![YURI KADOBNOV / AFP YURI KADOBNOV / AFP](https://www.rbsdirect.com.br/filestore/7/6/2/3/8/8/3_92209fecc7444dd/3883267_76ad16ce303db41.jpg?w=700)
A idade avançada, o silêncio dos últimos anos e as doença do corpo pouco ajudam a compreender o que Mikhail Gorbachev, morto na terça-feira (30), pensava sobre a atual guerra na Ucrânia, a cartada mais ousada de Vladimir Putin em seu sonho de colar as peças do império que o último líder da União das Repúblicas Socialistas Soviéticas (URSS) ajudou a despedaçar.
Gorbachev era contra a abordagem militar na relação com a Ucrânia, a primeira das repúblicas soviéticas a declarar independência naquele frenético ano de 1991. Em 26 de fevereiro de 2022, dois dias depois do início da invasão atual, a Fundação Gorbachev, que defende seu legado, lançou uma nota na qual pedia o fim das hostilidades e o início de negociações de paz.
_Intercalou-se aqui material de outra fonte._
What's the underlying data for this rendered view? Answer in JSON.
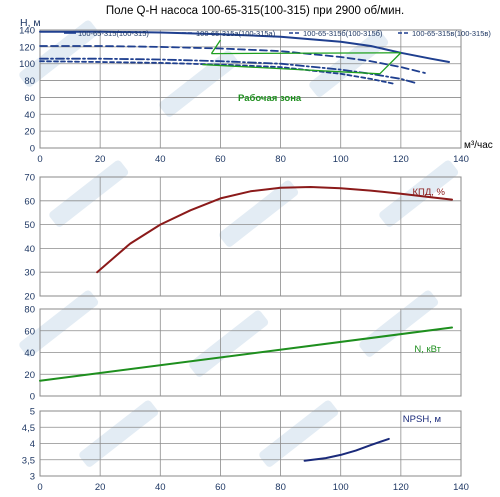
{
  "chart_data": [
    {
      "type": "line",
      "title": "Поле Q-H насоса 100-65-315(100-315) при 2900 об/мин.",
      "ylabel": "H, м",
      "xlabel": "м³/час",
      "xlim": [
        0,
        140
      ],
      "ylim": [
        0,
        140
      ],
      "x_ticks": [
        0,
        20,
        40,
        60,
        80,
        100,
        120,
        140
      ],
      "y_ticks": [
        0,
        20,
        40,
        60,
        80,
        100,
        120,
        140
      ],
      "grid": true,
      "legend": "top",
      "annotation": "Рабочая зона",
      "series": [
        {
          "name": "100-65-315(100-315)",
          "style": "solid",
          "color": "#1f3f8f",
          "x": [
            0,
            20,
            40,
            60,
            80,
            100,
            110,
            120,
            130,
            136
          ],
          "y": [
            138,
            138,
            137,
            135,
            132,
            126,
            121,
            113,
            106,
            102
          ]
        },
        {
          "name": "100-65-315а(100-315а)",
          "style": "dashed",
          "color": "#1f3f8f",
          "x": [
            0,
            20,
            40,
            60,
            80,
            100,
            110,
            120,
            128
          ],
          "y": [
            121,
            121,
            120,
            118,
            115,
            108,
            103,
            96,
            89
          ]
        },
        {
          "name": "100-65-315б(100-315б)",
          "style": "dashdot",
          "color": "#1f3f8f",
          "x": [
            0,
            20,
            40,
            60,
            80,
            100,
            110,
            120,
            125
          ],
          "y": [
            106,
            106,
            105,
            103,
            100,
            93,
            88,
            82,
            77
          ]
        },
        {
          "name": "100-65-315в(100-315в)",
          "style": "dashed-heavy",
          "color": "#1f3f8f",
          "x": [
            0,
            20,
            40,
            60,
            80,
            100,
            110,
            118
          ],
          "y": [
            103,
            102,
            101,
            99,
            96,
            88,
            82,
            76
          ]
        }
      ],
      "work_zone": {
        "color": "#1fa01f",
        "left": {
          "x": [
            57,
            60
          ],
          "y": [
            112,
            128
          ]
        },
        "right": {
          "x": [
            113,
            120
          ],
          "y": [
            88,
            113
          ]
        },
        "top": {
          "x": [
            57,
            120
          ],
          "y": [
            112,
            113
          ]
        },
        "bottom": {
          "x": [
            54,
            113
          ],
          "y": [
            99,
            88
          ]
        }
      }
    },
    {
      "type": "line",
      "ylabel": "",
      "xlim": [
        0,
        140
      ],
      "ylim": [
        20,
        70
      ],
      "y_ticks": [
        20,
        30,
        40,
        50,
        60,
        70
      ],
      "grid": true,
      "series": [
        {
          "name": "КПД, %",
          "color": "#8b1a1a",
          "x": [
            19,
            30,
            40,
            50,
            60,
            70,
            80,
            90,
            100,
            110,
            120,
            130,
            137
          ],
          "y": [
            30,
            42,
            50,
            56,
            61,
            64,
            65.5,
            65.8,
            65.3,
            64.3,
            63,
            61.5,
            60.5
          ]
        }
      ]
    },
    {
      "type": "line",
      "ylabel": "",
      "xlim": [
        0,
        140
      ],
      "ylim": [
        0,
        80
      ],
      "y_ticks": [
        0,
        20,
        40,
        60,
        80
      ],
      "grid": true,
      "series": [
        {
          "name": "N, кВт",
          "color": "#1e8f1e",
          "x": [
            0,
            137
          ],
          "y": [
            14,
            63
          ]
        }
      ]
    },
    {
      "type": "line",
      "ylabel": "",
      "xlim": [
        0,
        140
      ],
      "ylim": [
        3,
        5
      ],
      "y_ticks": [
        3,
        3.5,
        4,
        4.5,
        5
      ],
      "y_tick_labels": [
        "3",
        "3,5",
        "4",
        "4,5",
        "5"
      ],
      "x_ticks": [
        0,
        20,
        40,
        60,
        80,
        100,
        120,
        140
      ],
      "grid": true,
      "series": [
        {
          "name": "NPSH, м",
          "color": "#1a2a7a",
          "x": [
            88,
            95,
            100,
            105,
            110,
            116
          ],
          "y": [
            3.47,
            3.55,
            3.65,
            3.78,
            3.95,
            4.14
          ]
        }
      ]
    }
  ]
}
Mas o ex-líder, prestes a completar 91 anos à época, se mantinha em silêncio.
Com relação à Crimeia e a Putin sabe-se o que pensava. Gorbachev defendia a "reanexação" da península, onde nascera sua mãe e sua mulher, como território russo, desde que mediante um plebiscito no qual a maioria da população local votasse nesse sentido. Sobre o presidente russo, ele fora do apoio, no início do anos 2000, à crítica comedida. O último líder da URSS encontrara no ex-chefe do FSB (serviço secreto herdeiro da KGB) o inimigo útil: a agenda de Putin era baseada na recuperação da indústria e das empresas que seu rival, Boris Yeltsin, estatizara nos trágicos anos 1990. Gorbachev também apoiava, inicialmente, a política externa assertiva e em defesa dos interesses nacionais de Putin. Mas, quando o autocrata do Kremlin, começou a mostrar as garras, a partir de 2012, o ex-líder buscava se afastar. Aos poucos, se tornou um crítico. Certa vez chegou a chamá-lo publicamente de "ditador", mas não passou muito disso. Na segunda década do século 21, Putin começou a colocar em prática a agenda da "Grande Rússia", que busca o reposicionamento do país como potência global - e, em geral, inspirada por um saudosismo da era soviética. Nesta quarta-feira (31), seu governo lançou uma nota sobre a morte de Gorbachev.
- Ele liderou nosso país durante um período de mudanças complexas e dramáticas, política externa em larga escala e desafios econômicos e sociais - dizia o comunicado. - Ele entendeu profundamente que as reformas eram necessárias, ele se esforçou para oferecer suas próprias soluções para problemas urgentes.
É difícil tentar extrair algum sentimento do quase gélido texto. Uma visão mais aproximada sobre o que Putin e seus seguidores pensam sobre Gorbachev pode ser entendido pelo tuíte de Margarita Simonyan, editora-chefe da RT (anteriormente Rússia Today), o serviço estatal de informações do Kremlin.
- Gorbachev está morto - escreveu Simonyan. Hora de recolher o que foi espalhado.
No final dos anos 1980, Gorbachev defendia que cada uma das 15 repúblicas soviéticas decidissem seu próprio destino. Um a um, como peças de dominó, os regimes comunistas começaram a tombar. Não à toa, Putin considera o colapso da URSS a maior catástrofe geopolítica do século 20. E, por isso, está disposto, na base do canhão, a reconstituir o império.